You can easily obtain the pdf, cdf, percentile, and many other functions for a distribution. For instance, the median (50th percentile) and the 95th percentile for the standard-normal distribution are given by:

julia> quantile(Normal(), [0.5, 0.95])
2-element Array{Float64,1}:
 0.0
 1.64485

The normal distribution is parameterized by its mean and standard deviation. To draw random samples from a normal distribution with mean 1 and standard deviation 2, you write:

julia> rand(Normal(1, 2), 100)

Using Other Distributions

The package contains a large number of additional distributions of three main types:

Each type splits further into Discrete and Continuous.

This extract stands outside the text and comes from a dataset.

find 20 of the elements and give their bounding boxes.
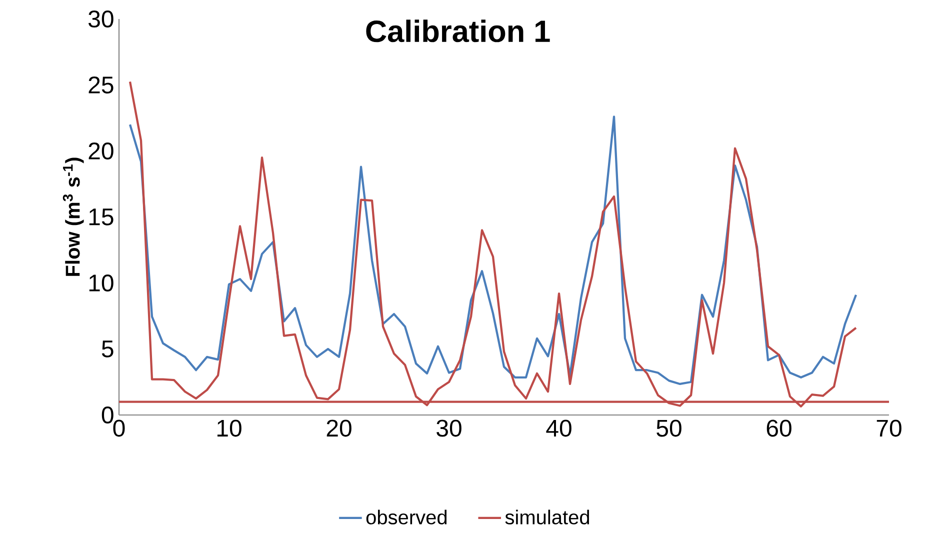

For instance, you can define the following distributions (among many others):

julia> Binomial(p) # Discrete univariate
julia> Cauchy(u, b)  # Continuous univariate
julia> Multinomial(n, p) # Discrete multivariate
julia> Wishart(nu, S) # Continuous matrix-variate

In addition, you can create truncated distributions from univariate distributions:

julia> Truncated(Normal(mu, sigma), l, u)

To find out which parameters are appropriate for a given distribution D, you can use fieldnames(D):

julia> names(Cauchy)
2-element Array{Symbol,1}:
 :μ
 :β

This tells you that a Cauchy distribution is initialized with location μ and scale β.

Estimate the Parameters

It is often useful to approximate an empirical distribution with a theoretical distribution. As an example, we can use the array x we created above and ask which normal distribution best describes it:

julia> fit(Normal, x)
Normal(μ=0.036692077201688635, σ=1.1228280164716382)

Since x is a random draw from Normal, it's easy to check that the fitted values are sensible. Indeed, the estimates [0.04, 1.12] are close to the true values of [0.0, 1.0] that we used to generate x.